Lynda Freeman’s Upper Beach kitchen may seem like an ordinary kitchen at first glance, but it eventually becomes apparent that this humble room, with its huge table, easels stacked in one corner, three cats and one tireless little dog coming and going, and eastern wall composed mostly of window, is actually a hub of artistic energy.
Freeman is showing Beach Metro News the pieces she plans to exhibit in the Beach Guild of Fine Art’s Small Paintings for Small Spaces show – four floral pieces in oil pastel – in between rounds of throwing a rubber chew toy for a puppy. The floral works are a bit of a departure for her, something inspired by travelling light to San Miguel de Allende in Mexico recently, a town she visits occasionally and has taught art classes in.
She opted not to deal with the hassle of packing brushes, tubes of paint and canvas. “So I just took a box of oil pastels and some black paper,” she says.
Does she prefer to travel for artistic inspiration?
“I prefer to travel for all kinds of reasons,” she says with a smile.
While the oil pastels were a successful excursion, Freeman said she usually prefers to work in acrylics, usually at a much larger scale. She also tends to paint people rather than flora, fauna or landscapes.
“I actually like to do figurative work, but I like to do it in a more whimsical way,” she says, with a large painting involving several clowns on a beach hanging on the wall behind her.
Freeman trained first at New York’s Pratt Institute, before finishing her BA at York University. A retired elementary teacher, she can’t seem to kick the school bug – she teaches classes of up to five adult painting students two or three times a week in her kitchen/studio, a focus of artistic energy not just for her, but for eager learners.
“I like working with adults, they’re very motivated,” she says. “I also learn a lot, technically, by teaching.”
Students gather in the kitchen, set up their equipment, turn on the radio, put on the kettle and get to work, with that wall of light coming in the whole time.
Freeman counts among her many influences the works of Henri de Toulouse-Lautrec – “I loved what he did with line” – and Gustav Klimt – “He had a very decorative style. I love aspects of design in painting.”
She’s also taken inspiration from the current Francis Bacon/Henry Moore exhibit at the Art Gallery of Ontario, though she is the first to admit she has a weakness for art museums in general.
“In every city I visit, I hit the ground running towards their art museums,” she says.
Freeman hasn’t always been only a painter. At one point she was working with clay, making masks.
“Craft is not on a lower level of creativity than art to me,” she says.
At one point, that work earned her an invitation to Japan, as part of a group of 10 international artists contributing designs to a series of plates.
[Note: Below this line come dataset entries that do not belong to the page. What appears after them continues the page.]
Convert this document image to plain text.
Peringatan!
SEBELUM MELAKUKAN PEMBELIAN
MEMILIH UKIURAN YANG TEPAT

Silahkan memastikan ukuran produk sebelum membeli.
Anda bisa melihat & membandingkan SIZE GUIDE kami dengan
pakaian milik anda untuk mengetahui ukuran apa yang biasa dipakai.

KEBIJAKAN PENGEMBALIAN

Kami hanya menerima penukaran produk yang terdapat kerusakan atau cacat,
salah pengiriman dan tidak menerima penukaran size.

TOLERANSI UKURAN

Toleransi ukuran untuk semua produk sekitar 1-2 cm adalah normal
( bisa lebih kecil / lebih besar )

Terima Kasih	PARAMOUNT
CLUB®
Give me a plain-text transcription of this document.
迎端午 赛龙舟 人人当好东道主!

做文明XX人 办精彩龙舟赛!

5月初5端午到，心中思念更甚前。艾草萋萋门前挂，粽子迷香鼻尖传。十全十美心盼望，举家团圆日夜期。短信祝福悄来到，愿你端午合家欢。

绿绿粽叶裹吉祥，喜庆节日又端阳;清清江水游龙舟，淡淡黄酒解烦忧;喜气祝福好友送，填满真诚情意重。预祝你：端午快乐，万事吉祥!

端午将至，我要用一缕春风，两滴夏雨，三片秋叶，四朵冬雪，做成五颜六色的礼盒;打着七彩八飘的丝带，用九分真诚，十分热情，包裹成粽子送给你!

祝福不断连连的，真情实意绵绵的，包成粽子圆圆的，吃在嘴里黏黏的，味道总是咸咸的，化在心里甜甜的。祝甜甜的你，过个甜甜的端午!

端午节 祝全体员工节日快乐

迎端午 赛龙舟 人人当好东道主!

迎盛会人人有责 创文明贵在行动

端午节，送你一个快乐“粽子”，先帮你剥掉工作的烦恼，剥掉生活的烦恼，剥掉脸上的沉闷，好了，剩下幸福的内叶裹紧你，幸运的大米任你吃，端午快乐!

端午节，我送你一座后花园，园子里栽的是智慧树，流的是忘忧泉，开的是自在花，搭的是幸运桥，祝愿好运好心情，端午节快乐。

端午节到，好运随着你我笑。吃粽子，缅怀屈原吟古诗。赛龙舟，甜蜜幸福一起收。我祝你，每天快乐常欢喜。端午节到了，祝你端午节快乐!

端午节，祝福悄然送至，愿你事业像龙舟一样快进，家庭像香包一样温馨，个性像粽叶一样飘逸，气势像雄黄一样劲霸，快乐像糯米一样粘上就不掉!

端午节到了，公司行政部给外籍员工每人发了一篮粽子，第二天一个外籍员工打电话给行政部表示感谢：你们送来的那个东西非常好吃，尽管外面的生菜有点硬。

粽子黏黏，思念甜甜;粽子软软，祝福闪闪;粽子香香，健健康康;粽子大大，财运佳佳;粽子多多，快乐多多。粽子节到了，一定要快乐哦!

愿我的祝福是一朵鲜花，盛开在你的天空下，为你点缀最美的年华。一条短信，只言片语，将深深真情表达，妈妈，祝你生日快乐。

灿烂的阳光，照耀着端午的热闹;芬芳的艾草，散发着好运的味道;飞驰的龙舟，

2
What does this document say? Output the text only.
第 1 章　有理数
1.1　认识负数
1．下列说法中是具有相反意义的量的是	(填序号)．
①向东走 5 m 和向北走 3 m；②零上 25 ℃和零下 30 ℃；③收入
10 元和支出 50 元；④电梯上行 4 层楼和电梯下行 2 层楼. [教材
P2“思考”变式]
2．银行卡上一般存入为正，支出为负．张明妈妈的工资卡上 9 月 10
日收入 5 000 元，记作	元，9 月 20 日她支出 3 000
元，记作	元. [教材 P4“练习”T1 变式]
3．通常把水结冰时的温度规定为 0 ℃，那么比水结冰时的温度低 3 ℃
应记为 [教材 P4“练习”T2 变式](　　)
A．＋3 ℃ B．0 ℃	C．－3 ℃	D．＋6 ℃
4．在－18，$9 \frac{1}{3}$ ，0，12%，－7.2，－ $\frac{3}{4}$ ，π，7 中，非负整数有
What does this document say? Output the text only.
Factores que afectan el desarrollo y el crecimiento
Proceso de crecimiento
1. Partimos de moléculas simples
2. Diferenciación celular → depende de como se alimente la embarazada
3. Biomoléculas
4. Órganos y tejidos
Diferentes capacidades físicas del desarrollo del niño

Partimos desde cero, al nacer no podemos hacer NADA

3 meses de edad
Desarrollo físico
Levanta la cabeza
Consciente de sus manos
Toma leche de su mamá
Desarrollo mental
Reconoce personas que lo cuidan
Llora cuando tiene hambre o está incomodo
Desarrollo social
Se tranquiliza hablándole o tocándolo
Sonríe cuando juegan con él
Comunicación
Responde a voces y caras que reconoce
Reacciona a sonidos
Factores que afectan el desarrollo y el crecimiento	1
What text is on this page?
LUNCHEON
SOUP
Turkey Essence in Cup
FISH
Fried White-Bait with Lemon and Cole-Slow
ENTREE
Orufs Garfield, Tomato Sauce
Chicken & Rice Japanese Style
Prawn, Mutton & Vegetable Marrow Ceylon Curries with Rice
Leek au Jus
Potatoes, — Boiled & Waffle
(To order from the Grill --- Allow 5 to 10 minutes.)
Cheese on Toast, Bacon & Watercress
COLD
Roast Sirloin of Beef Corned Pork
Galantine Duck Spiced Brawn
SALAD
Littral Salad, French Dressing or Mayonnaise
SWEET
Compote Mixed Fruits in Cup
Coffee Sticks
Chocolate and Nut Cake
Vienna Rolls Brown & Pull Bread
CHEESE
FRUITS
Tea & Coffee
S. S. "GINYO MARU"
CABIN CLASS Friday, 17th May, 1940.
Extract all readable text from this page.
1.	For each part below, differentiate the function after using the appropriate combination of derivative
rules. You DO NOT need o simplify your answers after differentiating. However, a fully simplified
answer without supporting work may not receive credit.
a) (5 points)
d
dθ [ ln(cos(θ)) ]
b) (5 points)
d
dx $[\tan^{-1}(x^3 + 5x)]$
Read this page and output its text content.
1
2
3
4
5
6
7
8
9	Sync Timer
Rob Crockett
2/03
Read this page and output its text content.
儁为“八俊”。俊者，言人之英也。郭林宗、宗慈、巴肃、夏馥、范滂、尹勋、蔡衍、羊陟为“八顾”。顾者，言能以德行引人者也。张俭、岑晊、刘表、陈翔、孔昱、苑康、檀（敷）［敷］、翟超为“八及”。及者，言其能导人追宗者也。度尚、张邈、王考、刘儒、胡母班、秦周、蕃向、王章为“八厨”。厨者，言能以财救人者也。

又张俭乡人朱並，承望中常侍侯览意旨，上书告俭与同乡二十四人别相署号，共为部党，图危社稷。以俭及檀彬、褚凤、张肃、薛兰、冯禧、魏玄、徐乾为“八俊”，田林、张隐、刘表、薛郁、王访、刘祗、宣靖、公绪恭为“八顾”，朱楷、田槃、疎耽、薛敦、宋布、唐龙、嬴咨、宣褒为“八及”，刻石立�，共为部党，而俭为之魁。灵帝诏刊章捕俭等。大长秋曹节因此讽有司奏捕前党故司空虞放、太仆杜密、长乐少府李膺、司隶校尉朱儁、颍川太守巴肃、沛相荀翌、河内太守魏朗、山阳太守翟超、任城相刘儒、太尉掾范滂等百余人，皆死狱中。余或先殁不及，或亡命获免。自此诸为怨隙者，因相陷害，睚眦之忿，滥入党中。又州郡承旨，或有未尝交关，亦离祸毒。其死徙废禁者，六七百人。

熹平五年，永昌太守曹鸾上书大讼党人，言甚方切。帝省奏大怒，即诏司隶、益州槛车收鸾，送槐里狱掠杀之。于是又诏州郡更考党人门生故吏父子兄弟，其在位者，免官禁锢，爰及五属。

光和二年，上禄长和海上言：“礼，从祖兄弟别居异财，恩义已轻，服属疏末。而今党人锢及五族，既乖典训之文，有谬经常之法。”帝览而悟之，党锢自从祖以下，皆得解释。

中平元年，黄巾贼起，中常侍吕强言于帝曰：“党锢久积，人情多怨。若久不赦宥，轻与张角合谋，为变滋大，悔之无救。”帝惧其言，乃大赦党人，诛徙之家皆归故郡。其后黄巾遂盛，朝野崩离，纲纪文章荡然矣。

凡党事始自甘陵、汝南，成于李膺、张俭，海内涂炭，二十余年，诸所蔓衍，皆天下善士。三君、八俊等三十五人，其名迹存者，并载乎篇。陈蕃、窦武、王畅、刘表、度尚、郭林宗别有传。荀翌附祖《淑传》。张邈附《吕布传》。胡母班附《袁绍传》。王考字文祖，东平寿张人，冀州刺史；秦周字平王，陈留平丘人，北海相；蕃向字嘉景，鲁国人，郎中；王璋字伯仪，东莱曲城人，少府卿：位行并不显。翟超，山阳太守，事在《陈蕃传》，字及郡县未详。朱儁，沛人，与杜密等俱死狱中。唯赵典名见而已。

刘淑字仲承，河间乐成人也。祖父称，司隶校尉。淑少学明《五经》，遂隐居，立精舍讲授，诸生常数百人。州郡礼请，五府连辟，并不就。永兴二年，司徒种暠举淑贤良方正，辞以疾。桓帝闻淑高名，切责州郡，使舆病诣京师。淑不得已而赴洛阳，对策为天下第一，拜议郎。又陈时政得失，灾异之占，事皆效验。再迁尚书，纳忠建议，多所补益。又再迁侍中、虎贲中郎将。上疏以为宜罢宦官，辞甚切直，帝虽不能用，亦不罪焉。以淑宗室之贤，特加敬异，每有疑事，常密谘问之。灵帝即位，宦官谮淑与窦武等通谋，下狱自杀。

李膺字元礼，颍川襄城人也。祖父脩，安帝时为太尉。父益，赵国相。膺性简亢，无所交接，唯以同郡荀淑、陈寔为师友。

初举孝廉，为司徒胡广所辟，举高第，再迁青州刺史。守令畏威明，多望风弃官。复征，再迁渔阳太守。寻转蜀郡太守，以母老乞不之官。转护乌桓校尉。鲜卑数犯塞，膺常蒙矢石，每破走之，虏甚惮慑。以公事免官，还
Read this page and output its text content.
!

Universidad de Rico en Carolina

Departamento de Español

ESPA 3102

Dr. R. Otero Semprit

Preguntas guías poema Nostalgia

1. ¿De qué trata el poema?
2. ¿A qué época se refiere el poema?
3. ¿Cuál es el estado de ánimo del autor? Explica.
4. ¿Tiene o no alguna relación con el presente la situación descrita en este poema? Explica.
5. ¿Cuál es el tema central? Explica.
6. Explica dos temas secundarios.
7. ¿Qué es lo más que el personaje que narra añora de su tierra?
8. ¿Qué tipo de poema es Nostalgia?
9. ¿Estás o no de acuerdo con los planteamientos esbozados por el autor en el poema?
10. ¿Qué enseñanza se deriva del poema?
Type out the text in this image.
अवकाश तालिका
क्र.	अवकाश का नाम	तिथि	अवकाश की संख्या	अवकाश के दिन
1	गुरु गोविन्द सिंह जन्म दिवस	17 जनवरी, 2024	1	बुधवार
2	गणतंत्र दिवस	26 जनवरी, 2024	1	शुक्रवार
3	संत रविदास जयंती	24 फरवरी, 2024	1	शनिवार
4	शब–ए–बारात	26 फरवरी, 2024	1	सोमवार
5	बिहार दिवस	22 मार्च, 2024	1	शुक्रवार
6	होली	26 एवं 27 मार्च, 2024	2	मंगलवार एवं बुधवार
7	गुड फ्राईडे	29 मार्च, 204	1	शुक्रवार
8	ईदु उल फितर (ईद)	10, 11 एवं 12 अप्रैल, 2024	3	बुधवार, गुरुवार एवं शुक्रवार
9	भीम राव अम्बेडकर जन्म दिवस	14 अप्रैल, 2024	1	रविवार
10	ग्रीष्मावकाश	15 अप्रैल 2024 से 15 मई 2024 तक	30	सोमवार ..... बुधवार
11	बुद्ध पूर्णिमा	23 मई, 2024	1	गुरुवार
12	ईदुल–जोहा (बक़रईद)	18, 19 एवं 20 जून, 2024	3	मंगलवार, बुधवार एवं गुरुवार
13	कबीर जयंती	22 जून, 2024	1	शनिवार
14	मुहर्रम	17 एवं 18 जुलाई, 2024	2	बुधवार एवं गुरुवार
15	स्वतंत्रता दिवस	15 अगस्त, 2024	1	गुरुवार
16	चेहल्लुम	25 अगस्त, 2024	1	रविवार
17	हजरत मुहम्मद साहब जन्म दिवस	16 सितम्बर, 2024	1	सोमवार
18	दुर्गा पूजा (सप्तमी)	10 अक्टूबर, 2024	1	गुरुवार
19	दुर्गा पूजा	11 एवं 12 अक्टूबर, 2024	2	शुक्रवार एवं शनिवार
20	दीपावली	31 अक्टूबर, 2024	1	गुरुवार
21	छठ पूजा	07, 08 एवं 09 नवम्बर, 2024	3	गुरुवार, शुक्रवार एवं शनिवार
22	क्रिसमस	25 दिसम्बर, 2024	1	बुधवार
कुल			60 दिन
Artists were hosted by local families, and Freeman has fond memories of attempting to talk with a family that spoke no English, matched with her total lack of Japanese.
“We communicated through two dictionaries,” she says with a laugh.
Freeman will have four works featured at the Small Paintings for Small Spaces show, which runs from 3 to 8 p.m. on Friday, May 23, and from 10 a.m. to 5 p.m. on Saturday, May 24 and Sunday, May 25 at the Gardener’s Cottage near the foot of Kew Gardens on Lee Avenue.
The show features about 140 paintings by more than 35 artists from the Guild (beachguildoffineart.com), with all work priced under $350. Admission is free, and there will be a draw for a gift basket. Freeman will be painting on location on the boardwalk from noon to 2:30 p.m. on the Saturday, weather permitting.
Freeman is also a member of the Don Valley Art Club, which has a show at the Papermill Gallery at Todmorden Mills, at the bottom of Pottery Road, until May 18.